Wanneer wij echter een evenwicht willen bereiken, dan zullen wij zien – om bij het gekozen beeld te blijven – dat degene die midden op de wip staat, de enige is die moet en kan trachten dit evenwicht te handhaven. Hij doet dit op een wip door een voortdurende kleine, maar zeer belangrijke verplaatsing van zijn evenwicht. Door nu eens  langs de ene zijde, dan langs de andere zijde zijn gewicht te doen gelden, kan hij er inderdaad in slagen de uiteinden van de wip voortdurend van de vloer te houden. Wel blijft er één doorslaan, nu in de ene, dan in de andere richting.

Een mens die het balanceren verstaat, kan echter de verstoringen van het evenwicht zo opvangen dat uiteindelijk een stilstaan in volledig evenwicht mogelijk wordt.

Ons steunpunt is God. Bij Hem is leven gelijktijdig niet-leven. Het niet-leven houdt zowel het ongeuite als het onuitbare in. Het leven betekent het geuite en het uitbare.

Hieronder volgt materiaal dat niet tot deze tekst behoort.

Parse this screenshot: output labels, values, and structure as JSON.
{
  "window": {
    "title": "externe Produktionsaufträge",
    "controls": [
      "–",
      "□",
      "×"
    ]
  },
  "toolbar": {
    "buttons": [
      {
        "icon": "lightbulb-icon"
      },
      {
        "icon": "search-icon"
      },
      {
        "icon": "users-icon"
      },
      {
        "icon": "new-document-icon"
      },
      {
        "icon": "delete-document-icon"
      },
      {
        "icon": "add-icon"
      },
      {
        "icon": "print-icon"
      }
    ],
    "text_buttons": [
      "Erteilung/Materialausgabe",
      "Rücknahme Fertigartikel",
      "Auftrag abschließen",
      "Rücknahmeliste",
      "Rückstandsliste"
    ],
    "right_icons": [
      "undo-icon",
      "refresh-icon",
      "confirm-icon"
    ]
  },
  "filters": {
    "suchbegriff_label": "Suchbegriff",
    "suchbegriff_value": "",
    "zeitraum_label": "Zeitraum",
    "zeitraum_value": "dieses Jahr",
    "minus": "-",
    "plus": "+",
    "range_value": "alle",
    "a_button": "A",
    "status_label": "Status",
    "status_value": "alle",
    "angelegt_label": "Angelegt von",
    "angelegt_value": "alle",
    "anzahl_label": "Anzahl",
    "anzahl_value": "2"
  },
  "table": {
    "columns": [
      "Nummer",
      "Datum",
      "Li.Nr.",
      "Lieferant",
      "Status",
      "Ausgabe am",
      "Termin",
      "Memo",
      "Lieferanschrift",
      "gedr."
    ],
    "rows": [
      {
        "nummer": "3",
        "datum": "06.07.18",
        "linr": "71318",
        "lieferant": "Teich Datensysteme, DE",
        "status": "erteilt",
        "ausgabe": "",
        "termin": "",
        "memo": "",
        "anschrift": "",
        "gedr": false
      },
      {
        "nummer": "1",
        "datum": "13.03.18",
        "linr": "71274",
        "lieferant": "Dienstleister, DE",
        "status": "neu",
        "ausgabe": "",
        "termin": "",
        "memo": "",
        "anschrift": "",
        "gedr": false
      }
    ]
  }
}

Door deze beide met elkaar te verenigen, wordt ons wezen een voortdurend gelijk en een groot wezen, waarin begeren noch verlangen bestaat, evenmin als angst, smart of spijt. Het volbewuste kent geen verandering. De bewuste op aarde is zich bewust van de consequenties van zijn handelingen en is bereid die te aanvaarden. Zodra hij deze consequenties aanvaardt, kent hij geen angst. Heel het handelen en leven is bewust en overlegd.

Wanneer bij ons berouw optreedt, wanneer wij spijt hebben van of berouw over iets, dan geven wij uiting aan ons eigen niet-bewustzijn.

De juiste wijze om deze fouten te voorkomen, is door te dringen in deze waarden, vooral waar zij gelegen zijn in het verleden en de waarden waaruit zij voortkwamen in het heden terug te brengen tot een aanvaarde evenwichtigheid.

De mens bestaat uit stof en geest. Waar de stof normalerwijze bepaalde perioden per dag leeft, is het noodzakelijk dat ook de geest een gelijk bepaalde periode bewust leeft. De gelijkwaardigheid van deze periode is mogelijk, gezien het verschil in tijdservaren en belevingsmogelijkheid tussen stof en geest. De geest kan echter niet groeien zonder de stof zolang zij daaraan gebonden is. Groeit het stoffelijke bewustzijn niet, dan wordt de geest gefrustreerd. Omgekeerd kan, zonder activiteit van de geest, ook de stof zich niet voldoende ontwikkelen.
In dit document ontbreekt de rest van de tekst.